Chapter 7: Shot Placement & Recovery Techniques
Big Game Recovery
It’s imperative that bowhunters understand the importance of honoring
their responsibility to recover the game they have shot. A successful recovery
- Proper shot placement
- Attention to visual and auditory clues immediately after the shot
- The proper decision on when and how to begin the tracking and recovery
- Knowledge of tracking and reading game sign
- Attention to trailing details, including signs such as blood drops, partial
tracks, and bent twigs
- A stick-to-it, never-give-up attitude
- Multiple recovery strategies, especially if the trail is lost temporarily
The "Second Hunt"
Bowhunters often refer to game recovery as their "second hunt." Some
people get just as much satisfaction out of trailing as they do from hunting.
The process requires patience, attention to the smallest details, and an understanding
of the game’s habits. Proficiency comes mainly with experience. The best
way to learn is to watch a veteran hunter. If you haven’t experienced
actual trailing, a simulated trail devised by a group of veteran hunters
may be the next best option.
Attention to Clues
Like a detective collecting clues to pursue a suspect, a bowhunter must gather
a variety of "hit data" to help track the animal after it’s shot.
The first important piece of information for a successful recovery is noticing
where your arrow strikes the animal.

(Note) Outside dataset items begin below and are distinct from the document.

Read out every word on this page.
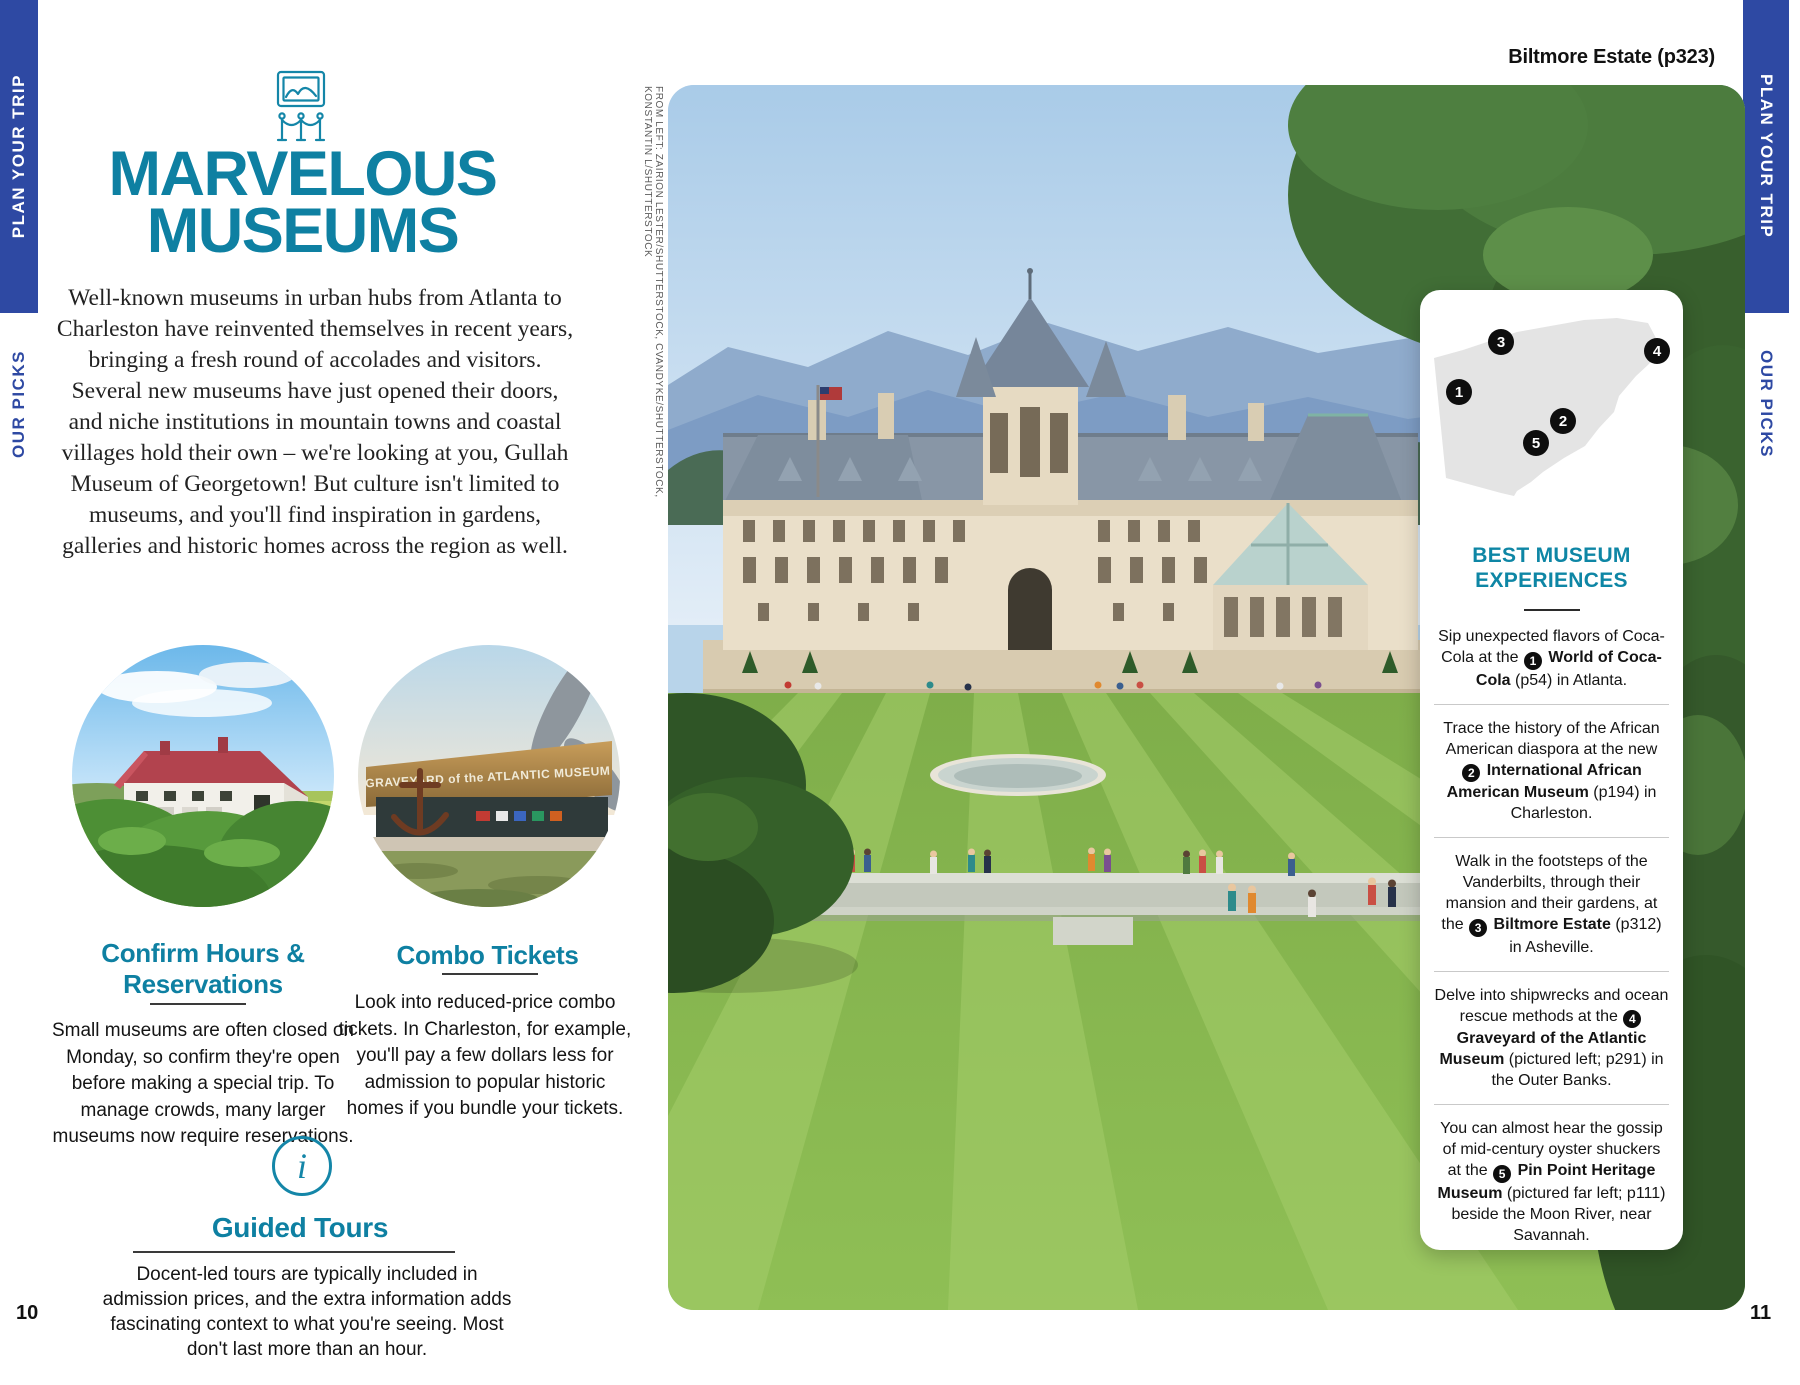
PLAN YOUR TRIP
OUR PICKS
PLAN YOUR TRIP
OUR PICKS
MARVELOUS
MUSEUMS

Well-known museums in urban hubs from Atlanta to Charleston have reinvented themselves in recent years, bringing a fresh round of accolades and visitors. Several new museums have just opened their doors, and niche institutions in mountain towns and coastal villages hold their own – we're looking at you, Gullah Museum of Georgetown! But culture isn't limited to museums, and you'll find inspiration in gardens, galleries and historic homes across the region as well.

GRAVEYARD of the ATLANTIC MUSEUM
Confirm Hours & Reservations

Small museums are often closed on Monday, so confirm they're open before making a special trip. To manage crowds, many larger museums now require reservations.

Combo Tickets

Look into reduced-price combo tickets. In Charleston, for example, you'll pay a few dollars less for admission to popular historic homes if you bundle your tickets.

i
Guided Tours

Docent-led tours are typically included in admission prices, and the extra information adds fascinating context to what you're seeing. Most don't last more than an hour.

10	11
Biltmore Estate (p323)
FROM LEFT: ZAIRION LESTER/SHUTTERSTOCK, CVANDYKE/SHUTTERSTOCK, KONSTANTIN L/SHUTTERSTOCK
1
2
3
4
5
BEST MUSEUM
EXPERIENCES

Sip unexpected flavors of Coca-Cola at the 1 World of Coca-Cola (p54) in Atlanta.

Trace the history of the African American diaspora at the new 2 International African American Museum (p194) in Charleston.

Walk in the footsteps of the Vanderbilts, through their mansion and their gardens, at the 3 Biltmore Estate (p312) in Asheville.

Delve into shipwrecks and ocean rescue methods at the 4 Graveyard of the Atlantic Museum (pictured left; p291) in the Outer Banks.

You can almost hear the gossip of mid-century oyster shuckers at the 5 Pin Point Heritage Museum (pictured far left; p111) beside the Moon River, near Savannah.
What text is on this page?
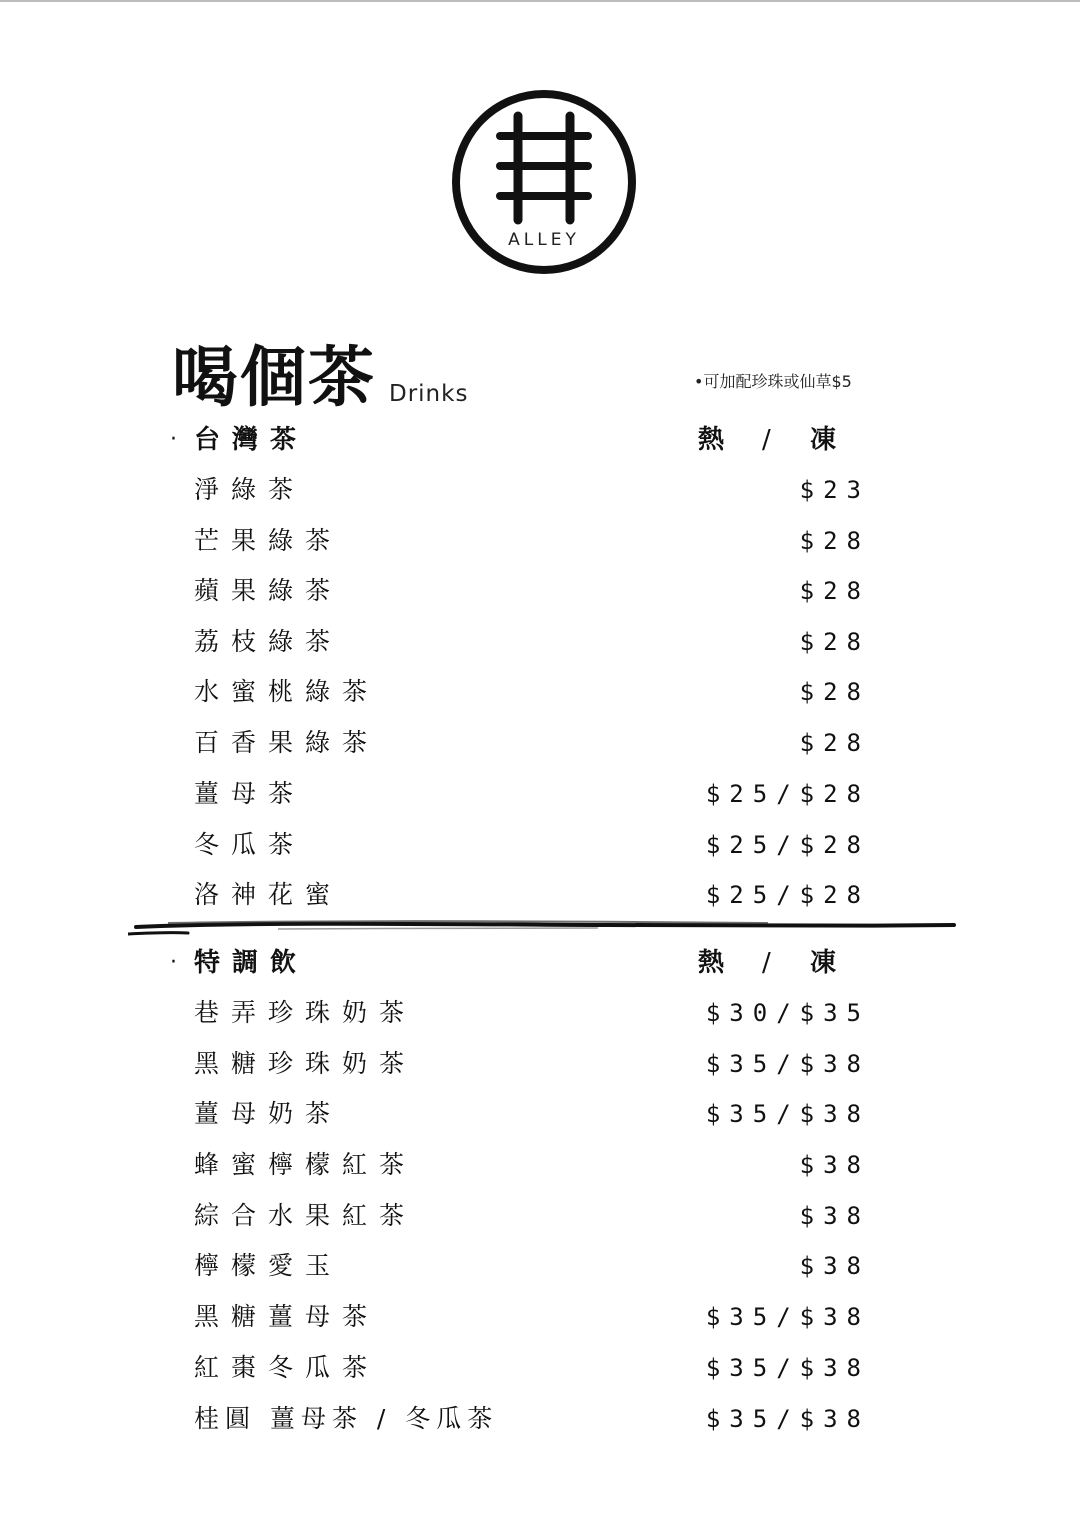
ALLEY
喝個茶 Drinks	•可加配珍珠或仙草$5
· 台灣茶	熱 / 凍
淨綠茶	$23
芒果綠茶	$28
蘋果綠茶	$28
荔枝綠茶	$28
水蜜桃綠茶	$28
百香果綠茶	$28
薑母茶	$25/$28
冬瓜茶	$25/$28
洛神花蜜	$25/$28
· 特調飲	熱 / 凍
巷弄珍珠奶茶	$30/$35
黑糖珍珠奶茶	$35/$38
薑母奶茶	$35/$38
蜂蜜檸檬紅茶	$38
綜合水果紅茶	$38
檸檬愛玉	$38
黑糖薑母茶	$35/$38
紅棗冬瓜茶	$35/$38
桂圓 薑母茶 / 冬瓜茶	$35/$38
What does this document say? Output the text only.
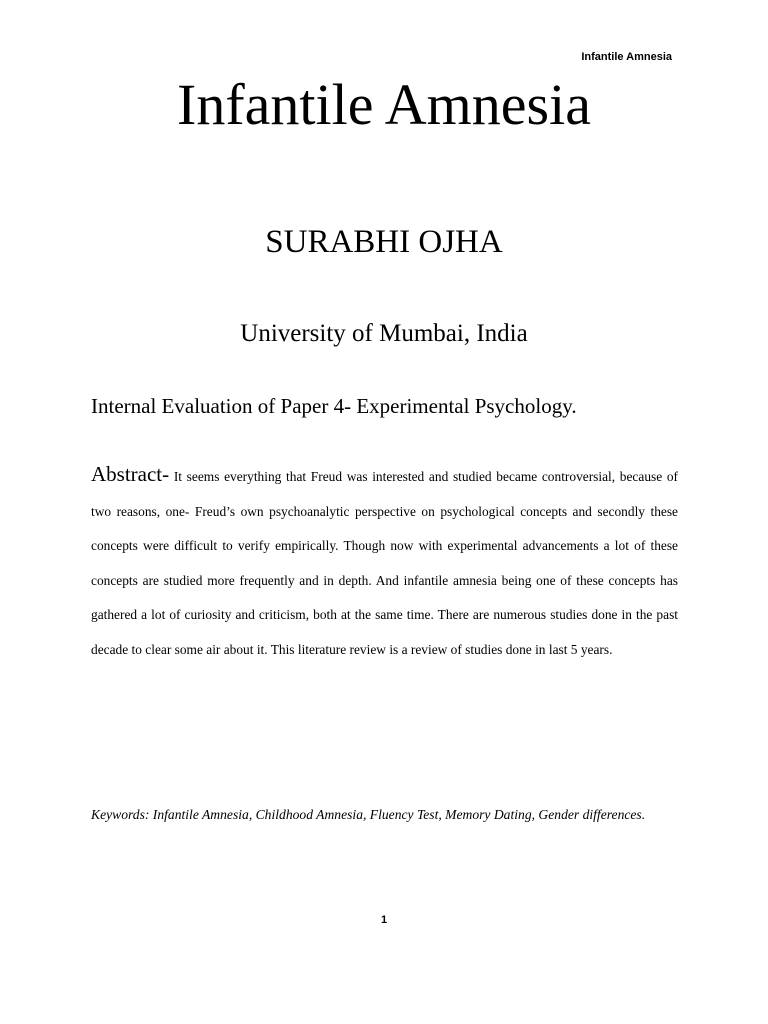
Infantile Amnesia
Infantile Amnesia
SURABHI OJHA
University of Mumbai, India
Internal Evaluation of Paper 4- Experimental Psychology.
Abstract- It seems everything that Freud was interested and studied became controversial, because of two reasons, one- Freud’s own psychoanalytic perspective on psychological concepts and secondly these concepts were difficult to verify empirically. Though now with experimental advancements a lot of these concepts are studied more frequently and in depth. And infantile amnesia being one of these concepts has gathered a lot of curiosity and criticism, both at the same time. There are numerous studies done in the past decade to clear some air about it. This literature review is a review of studies done in last 5 years.
Keywords: Infantile Amnesia, Childhood Amnesia, Fluency Test, Memory Dating, Gender differences.
1
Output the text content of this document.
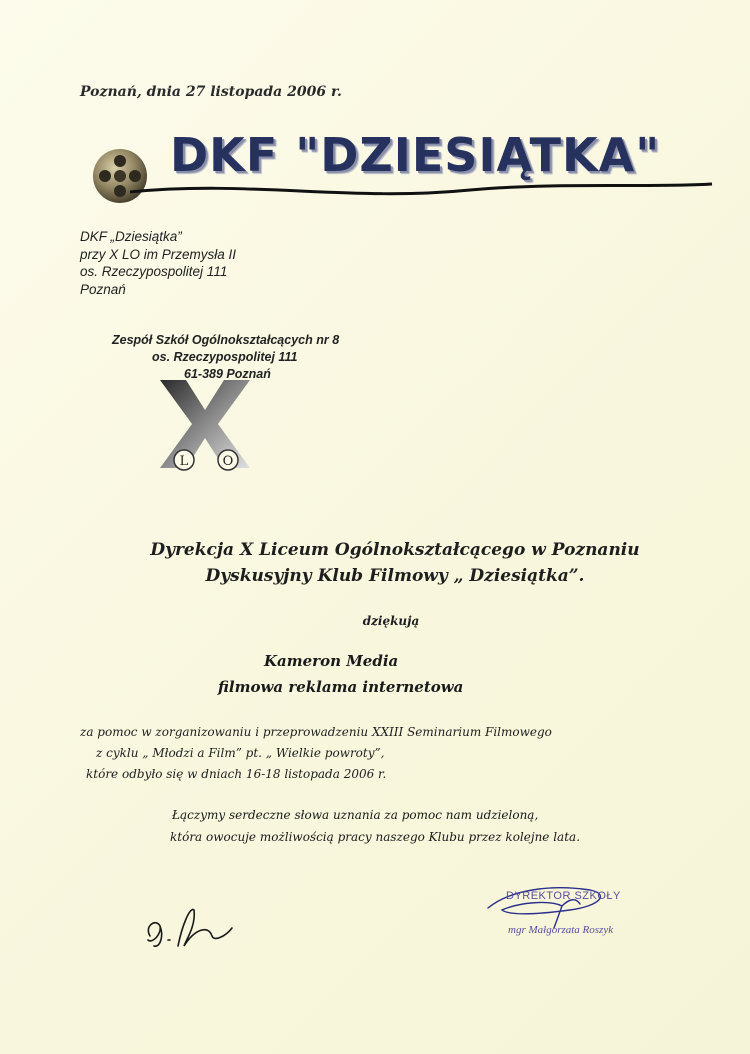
Poznań, dnia 27 listopada 2006 r.
DKF "DZIESIĄTKA"
DKF „Dziesiątka”
przy X LO im Przemysła II
os. Rzeczypospolitej 111
Poznań
Zespół Szkół Ogólnokształcących nr 8
os. Rzeczypospolitej 111
61-389 Poznań
L	O
Dyrekcja X Liceum Ogólnokształcącego w Poznaniu
Dyskusyjny Klub Filmowy „ Dziesiątka”.
dziękują
Kameron Media
filmowa reklama internetowa
za pomoc w zorganizowaniu i przeprowadzeniu XXIII Seminarium Filmowego
z cyklu „ Młodzi a Film” pt. „ Wielkie powroty”,
które odbyło się w dniach 16-18 listopada 2006 r.
Łączymy serdeczne słowa uznania za pomoc nam udzieloną,
która owocuje możliwością pracy naszego Klubu przez kolejne lata.
DYREKTOR SZKOŁY
mgr Małgorzata Roszyk
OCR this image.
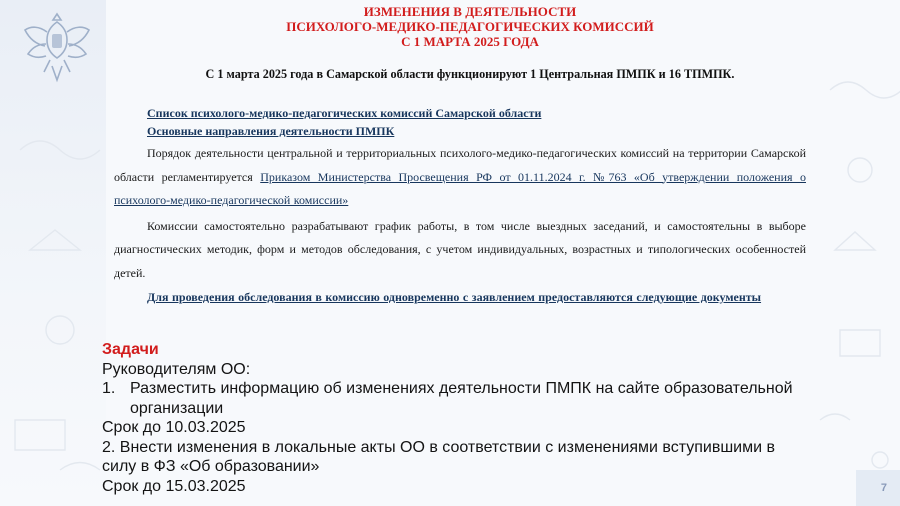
ИЗМЕНЕНИЯ В ДЕЯТЕЛЬНОСТИ
ПСИХОЛОГО-МЕДИКО-ПЕДАГОГИЧЕСКИХ КОМИССИЙ
С 1 МАРТА 2025 ГОДА
С 1 марта 2025 года в Самарской области функционируют 1 Центральная ПМПК и 16 ТПМПК.
Список психолого-медико-педагогических комиссий Самарской области
Основные направления деятельности ПМПК

Порядок деятельности центральной и территориальных психолого-медико-педагогических комиссий на территории Самарской области регламентируется Приказом Министерства Просвещения РФ от 01.11.2024 г. №763 «Об утверждении положения о психолого-медико-педагогической комиссии»

Комиссии самостоятельно разрабатывают график работы, в том числе выездных заседаний, и самостоятельны в выборе диагностических методик, форм и методов обследования, с учетом индивидуальных, возрастных и типологических особенностей детей.

Для проведения обследования в комиссию одновременно с заявлением предоставляются следующие документы

Задачи
Руководителям ОО:
1. Разместить информацию об изменениях деятельности ПМПК на сайте образовательной организации
Срок до 10.03.2025
2. Внести изменения в локальные акты ОО в соответствии с изменениями вступившими в силу в ФЗ «Об образовании»
Срок до 15.03.2025	7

Knowing where your arrow hit is a rough
- How long it will take your animal to die
- How long to wait before beginning the recovery process
To track your arrow after release, remain perfectly still—don’t
even lower your bow down the tree if you are hunting from a tree stand. In
addition to noting where the arrow strikes, notice:
- How far the arrow penetrates—in some cases, it may pass through.
- Where the arrow hits the ground if it passes through the animal.
- How the arrow strike sounds—a "crack" may indicate a broken
bone, a "thud" may signal a solid chest hit, and a "plop" may
indicate a gut shot. Or you may hear the arrow slapping branches.
- How the deer reacts after the strike. Does the deer instantly collapse instantly,
run away, or hump up and walk away? If the deer humps up, there’s a
high likelihood of a gut shot.
- If the animal instantly collapses (spine shot), immediately shoot it again.
- If the animal remains upright and leaves the area:
- Watch it as long as possible to determine the direction of travel.
- Listen as the animal flees—you may hear it fall to the ground. Also listen for a death moan, breaking brush, or rolling rocks.
- Note the time, landmarks around the shooting area, and where the animal
was standing or last seen.
- Take a compass bearing.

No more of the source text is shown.